Istnieje truizm, który stał się boleśnie popularny od czasu pojawienia się smartfonów: najlepszy aparat to ten, który masz przy sobie. Ale jeśli chodzi o fotografię uliczną i podróżniczą, jeden telefon stanowi mocny argument za najlepszym aparatem, nawet w obecności większych, dedykowanych urządzeń do przetwarzania obrazu. To Huawei P20 Pro z trzema modułami aparatu opracowanymi wspólnie z Leicą, najbardziej znaną marką aparatów na świecie, zwłaszcza jeśli chodzi o fotografię uliczną.
Zawartość
- Pasja do produktu
- Zapomnij o technologii, skup się na zdjęciach
- Będąc tam
- Stara szkoła spotyka się z nową szkołą
Nie jest tajemnicą, że jesteśmy już fanami P20 Pro – nazwał to Andy Boxall z DT najlepszy telefon z Androidem, jakiego używaliśmy w tym roku w swojej recenzji. Współpraca Huawei z Leicą również nie jest niczym nowym; niemiecka firma produkująca aparaty fotograficzne pożycza swoją wiedzę Chińczykom smartfon producentem już od kilku lat. Ale tak jest w P20 Pro i jego niezwykły aparat
że wszystko zdaje się układać w jedną całość. Podczas niedawnej wycieczki do siedziby Leica w Wetzlar w Niemczech dowiedzieliśmy się więcej o tym, jak do tego doszło — i po drodze mieliśmy okazję zrobić piękne zdjęcia w całej Europie, od Mediolanu po Paryż. (Byliśmy gośćmi Huawei, ale wszystkie opinie są naszymi własnymi.)Polecane filmy
Pasja do produktu
Leica znana jest jako firma, która zawsze kładzie nacisk na szczegóły. Jak byliśmy świadkami, wiele etapów produkcji aparatów i obiektywów odbywa się ręcznie.

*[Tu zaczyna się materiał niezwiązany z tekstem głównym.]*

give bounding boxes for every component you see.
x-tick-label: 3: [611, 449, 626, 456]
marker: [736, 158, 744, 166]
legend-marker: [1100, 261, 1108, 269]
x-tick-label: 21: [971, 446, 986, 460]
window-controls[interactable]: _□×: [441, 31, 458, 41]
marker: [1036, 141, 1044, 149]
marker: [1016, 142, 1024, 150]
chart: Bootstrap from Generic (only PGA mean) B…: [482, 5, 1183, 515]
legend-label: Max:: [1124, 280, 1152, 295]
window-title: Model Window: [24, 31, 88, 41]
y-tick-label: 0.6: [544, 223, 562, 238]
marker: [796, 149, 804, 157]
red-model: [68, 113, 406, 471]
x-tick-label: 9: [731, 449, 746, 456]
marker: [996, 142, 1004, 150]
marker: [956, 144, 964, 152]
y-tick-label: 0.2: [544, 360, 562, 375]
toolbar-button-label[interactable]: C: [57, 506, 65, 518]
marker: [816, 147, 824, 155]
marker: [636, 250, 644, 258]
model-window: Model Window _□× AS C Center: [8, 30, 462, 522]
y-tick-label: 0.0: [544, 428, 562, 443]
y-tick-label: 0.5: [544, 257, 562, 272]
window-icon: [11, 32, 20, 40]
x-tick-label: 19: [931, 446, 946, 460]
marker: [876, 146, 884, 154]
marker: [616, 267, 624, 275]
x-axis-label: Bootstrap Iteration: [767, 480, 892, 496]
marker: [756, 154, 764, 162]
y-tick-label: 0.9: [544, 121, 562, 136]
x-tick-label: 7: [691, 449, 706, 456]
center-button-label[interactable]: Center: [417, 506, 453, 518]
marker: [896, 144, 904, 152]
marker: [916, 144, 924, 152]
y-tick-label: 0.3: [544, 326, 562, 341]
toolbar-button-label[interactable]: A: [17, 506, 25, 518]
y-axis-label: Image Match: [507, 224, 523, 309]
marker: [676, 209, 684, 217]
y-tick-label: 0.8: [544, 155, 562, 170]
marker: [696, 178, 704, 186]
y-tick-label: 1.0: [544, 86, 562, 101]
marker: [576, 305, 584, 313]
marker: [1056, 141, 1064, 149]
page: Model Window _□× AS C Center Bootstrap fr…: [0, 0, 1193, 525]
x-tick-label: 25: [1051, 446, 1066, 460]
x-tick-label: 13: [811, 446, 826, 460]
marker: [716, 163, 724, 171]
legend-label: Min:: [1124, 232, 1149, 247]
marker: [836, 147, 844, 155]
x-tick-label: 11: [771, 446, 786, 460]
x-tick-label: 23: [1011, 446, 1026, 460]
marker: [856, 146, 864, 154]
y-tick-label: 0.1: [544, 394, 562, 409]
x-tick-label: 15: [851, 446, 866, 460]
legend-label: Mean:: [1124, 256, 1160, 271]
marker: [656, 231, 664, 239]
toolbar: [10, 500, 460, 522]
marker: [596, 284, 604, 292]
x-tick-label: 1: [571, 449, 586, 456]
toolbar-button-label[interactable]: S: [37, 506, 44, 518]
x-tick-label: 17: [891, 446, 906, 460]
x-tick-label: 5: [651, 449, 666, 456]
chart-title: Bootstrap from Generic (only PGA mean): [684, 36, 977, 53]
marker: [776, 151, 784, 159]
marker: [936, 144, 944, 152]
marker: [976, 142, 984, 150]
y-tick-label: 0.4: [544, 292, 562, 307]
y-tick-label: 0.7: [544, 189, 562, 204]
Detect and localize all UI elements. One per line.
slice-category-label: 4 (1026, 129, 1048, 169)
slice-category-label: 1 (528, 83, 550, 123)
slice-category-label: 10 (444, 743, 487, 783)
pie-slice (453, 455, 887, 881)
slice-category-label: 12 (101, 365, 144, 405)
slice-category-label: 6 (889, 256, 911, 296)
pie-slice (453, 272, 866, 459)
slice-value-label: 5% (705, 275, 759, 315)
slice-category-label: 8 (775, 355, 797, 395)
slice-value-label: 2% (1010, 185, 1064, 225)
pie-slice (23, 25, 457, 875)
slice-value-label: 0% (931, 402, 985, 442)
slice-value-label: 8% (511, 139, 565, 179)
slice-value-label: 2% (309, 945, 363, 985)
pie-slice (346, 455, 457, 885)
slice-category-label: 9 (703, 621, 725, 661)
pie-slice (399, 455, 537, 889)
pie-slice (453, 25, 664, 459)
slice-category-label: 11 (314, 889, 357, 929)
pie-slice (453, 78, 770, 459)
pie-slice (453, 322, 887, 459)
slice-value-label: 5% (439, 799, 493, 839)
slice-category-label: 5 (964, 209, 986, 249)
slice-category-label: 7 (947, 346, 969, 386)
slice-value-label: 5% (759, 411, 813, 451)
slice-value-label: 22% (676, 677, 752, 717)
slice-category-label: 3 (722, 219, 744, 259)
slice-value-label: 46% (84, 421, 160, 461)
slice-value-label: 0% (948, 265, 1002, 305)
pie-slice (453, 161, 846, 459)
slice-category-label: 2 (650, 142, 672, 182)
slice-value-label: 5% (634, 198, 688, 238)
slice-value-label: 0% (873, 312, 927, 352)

Nawet pozornie podstawowe zadania, takie jak przyklejenie czerwonego wskaźnika ustawienia mocowania do tubusu obiektywu, wymagają ludzkiego dotyku. To właśnie to obsesyjne przywiązanie do wysokiej jakości wykonania zapewniło Leice tak lojalnych fanów, podnosząc markę do poziomu fandomu, jakiego doświadcza niewiele innych producentów aparatów fotograficznych.
Powiązany
- Strzelanina z kamerą: czy Huawei P40 Pro Plus może pokonać Apple, Samsunga i Google?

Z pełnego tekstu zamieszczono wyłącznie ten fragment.